Another point you may want to know, these aren’t 5/4 rounded, they are truncated.

The only way to get precise storage of float or double data is to save binary versions, not base 10 interpretations of them. Unfortunately the CPU’s on different machines may have different binary representations (related to the little-endian or big-endian representation of integers), so it is often discouraged. If you know all target CPU’s are going to use the same binary format, you could choose to read and write data in binary format (or coded as HEX text), but it won’t be portable to incompatible CPU designs without conversion on load. The C# language is based on a runtime (and IL code) that assumes a theoretical CPU, so in theory the representation should be compatible on different machines, but I don’t know if that is guaranteed (my primary language is C++, not C#).

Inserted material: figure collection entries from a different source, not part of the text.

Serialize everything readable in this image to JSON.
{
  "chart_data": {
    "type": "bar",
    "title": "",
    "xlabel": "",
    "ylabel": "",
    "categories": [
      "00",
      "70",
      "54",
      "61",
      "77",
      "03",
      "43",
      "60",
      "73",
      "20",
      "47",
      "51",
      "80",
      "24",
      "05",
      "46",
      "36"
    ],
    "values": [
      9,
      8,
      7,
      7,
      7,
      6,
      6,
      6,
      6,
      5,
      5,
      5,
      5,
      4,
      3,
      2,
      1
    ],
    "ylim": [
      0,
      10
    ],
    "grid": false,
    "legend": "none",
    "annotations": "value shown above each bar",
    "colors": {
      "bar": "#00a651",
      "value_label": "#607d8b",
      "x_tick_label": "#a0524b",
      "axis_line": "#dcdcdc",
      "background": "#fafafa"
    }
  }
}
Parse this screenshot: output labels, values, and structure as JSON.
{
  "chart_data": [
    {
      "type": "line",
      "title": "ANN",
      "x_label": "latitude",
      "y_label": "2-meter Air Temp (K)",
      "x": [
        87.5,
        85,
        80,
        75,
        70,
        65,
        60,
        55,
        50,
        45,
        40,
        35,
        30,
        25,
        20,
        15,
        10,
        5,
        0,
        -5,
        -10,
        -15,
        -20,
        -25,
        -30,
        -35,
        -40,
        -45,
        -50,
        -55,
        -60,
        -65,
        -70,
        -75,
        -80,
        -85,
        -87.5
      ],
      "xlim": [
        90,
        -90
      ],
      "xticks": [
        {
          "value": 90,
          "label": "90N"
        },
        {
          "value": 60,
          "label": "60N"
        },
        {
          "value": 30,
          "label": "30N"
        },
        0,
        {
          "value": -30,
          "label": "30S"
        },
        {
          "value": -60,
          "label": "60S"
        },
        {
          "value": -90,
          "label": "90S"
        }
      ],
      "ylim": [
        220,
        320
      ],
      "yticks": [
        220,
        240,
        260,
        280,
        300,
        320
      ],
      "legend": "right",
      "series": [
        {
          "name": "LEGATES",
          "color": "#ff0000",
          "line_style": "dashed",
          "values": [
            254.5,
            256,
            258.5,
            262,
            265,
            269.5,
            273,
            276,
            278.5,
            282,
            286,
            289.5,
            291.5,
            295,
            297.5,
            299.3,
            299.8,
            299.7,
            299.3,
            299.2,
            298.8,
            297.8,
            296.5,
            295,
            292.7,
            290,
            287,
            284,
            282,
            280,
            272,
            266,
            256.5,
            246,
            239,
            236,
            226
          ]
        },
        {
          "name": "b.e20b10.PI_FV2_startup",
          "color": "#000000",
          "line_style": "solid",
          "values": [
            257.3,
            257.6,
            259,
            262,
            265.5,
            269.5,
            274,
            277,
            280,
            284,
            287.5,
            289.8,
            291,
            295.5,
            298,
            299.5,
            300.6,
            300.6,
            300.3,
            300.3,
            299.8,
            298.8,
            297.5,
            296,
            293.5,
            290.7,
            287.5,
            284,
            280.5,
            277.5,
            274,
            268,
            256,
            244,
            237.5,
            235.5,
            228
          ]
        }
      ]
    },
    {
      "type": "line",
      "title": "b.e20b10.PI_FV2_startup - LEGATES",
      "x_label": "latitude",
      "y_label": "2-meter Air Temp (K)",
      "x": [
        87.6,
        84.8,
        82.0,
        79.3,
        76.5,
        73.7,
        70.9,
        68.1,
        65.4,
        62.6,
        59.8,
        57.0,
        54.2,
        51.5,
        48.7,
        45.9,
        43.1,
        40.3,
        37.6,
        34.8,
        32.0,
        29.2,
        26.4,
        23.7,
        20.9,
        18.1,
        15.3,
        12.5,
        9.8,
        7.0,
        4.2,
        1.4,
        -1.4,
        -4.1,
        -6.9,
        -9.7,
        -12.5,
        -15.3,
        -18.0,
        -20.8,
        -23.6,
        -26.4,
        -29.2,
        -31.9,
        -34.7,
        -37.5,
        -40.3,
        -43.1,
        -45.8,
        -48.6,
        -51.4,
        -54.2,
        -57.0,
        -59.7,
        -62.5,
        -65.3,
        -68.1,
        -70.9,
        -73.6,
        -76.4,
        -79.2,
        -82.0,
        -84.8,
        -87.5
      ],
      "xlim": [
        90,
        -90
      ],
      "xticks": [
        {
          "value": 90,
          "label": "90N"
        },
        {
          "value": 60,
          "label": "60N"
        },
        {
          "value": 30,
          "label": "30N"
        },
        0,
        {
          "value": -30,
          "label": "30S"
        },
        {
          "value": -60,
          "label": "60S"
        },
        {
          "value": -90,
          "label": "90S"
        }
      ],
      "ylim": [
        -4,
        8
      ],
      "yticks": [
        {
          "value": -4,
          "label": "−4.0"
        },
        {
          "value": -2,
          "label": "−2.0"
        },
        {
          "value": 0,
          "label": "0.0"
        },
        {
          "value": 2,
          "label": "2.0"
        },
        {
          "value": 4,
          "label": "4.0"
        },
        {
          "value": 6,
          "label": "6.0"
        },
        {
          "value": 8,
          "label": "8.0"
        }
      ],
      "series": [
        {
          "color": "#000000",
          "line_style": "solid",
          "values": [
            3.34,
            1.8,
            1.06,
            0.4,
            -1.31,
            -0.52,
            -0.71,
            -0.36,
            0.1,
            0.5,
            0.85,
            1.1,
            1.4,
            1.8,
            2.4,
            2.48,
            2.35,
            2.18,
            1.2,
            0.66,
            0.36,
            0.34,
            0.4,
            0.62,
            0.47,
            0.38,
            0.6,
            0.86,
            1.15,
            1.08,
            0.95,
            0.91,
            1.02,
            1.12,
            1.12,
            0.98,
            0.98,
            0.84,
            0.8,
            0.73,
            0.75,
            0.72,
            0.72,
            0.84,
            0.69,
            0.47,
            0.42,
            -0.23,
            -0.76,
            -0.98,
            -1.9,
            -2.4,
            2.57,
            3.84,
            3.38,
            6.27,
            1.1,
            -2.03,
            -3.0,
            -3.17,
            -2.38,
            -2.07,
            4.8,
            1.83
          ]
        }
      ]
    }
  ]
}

Consider, too, what scale is involved. Even a float will write out 6 digits of a meter unit, and since the decimal floats left to right, the larger the number the fewer digits are beyond the decimal. 3 decimal places is 1 mm accuracy, so if you have 4 digits past the decimal you can rely upon, you’re accuracy is about 0.1mm.

If your application requires accuracy beyond that, or represents magnitudes beyond this (say you have several thousand meter sized things among several sub-milimeter sized things), then a game engine may not be suitable for your purposes. This is not a precise environment, it is an artistic expression of what may be real counterparts, but it is, in a sense, a puppet show of reality, not a simulation of reality.

The best you can do is rely upon local coordinate systems. While you can’t expect a 100 meter parameter to be as precise as 0.01mm, you can place an empty GameObject at that large scale that owns objects placed within 10 mm of it’s center, then place objects on that local space to an accuracy of about .01 mm or better.

This is the effect of the decimal point floating. That is to say, even though 6 digits of precision are reliably provided, that doesn’t mean 6 digits beyond the decimal, but 6 digits from left to right of a value in a base 2 version of scientific notation. You have 6 digits for a value on the scale of 10^-5, and 6 digits on a value on the scale of 10^6, but not 6 digits to the left and 6 digits to the right of the decimal in a single float.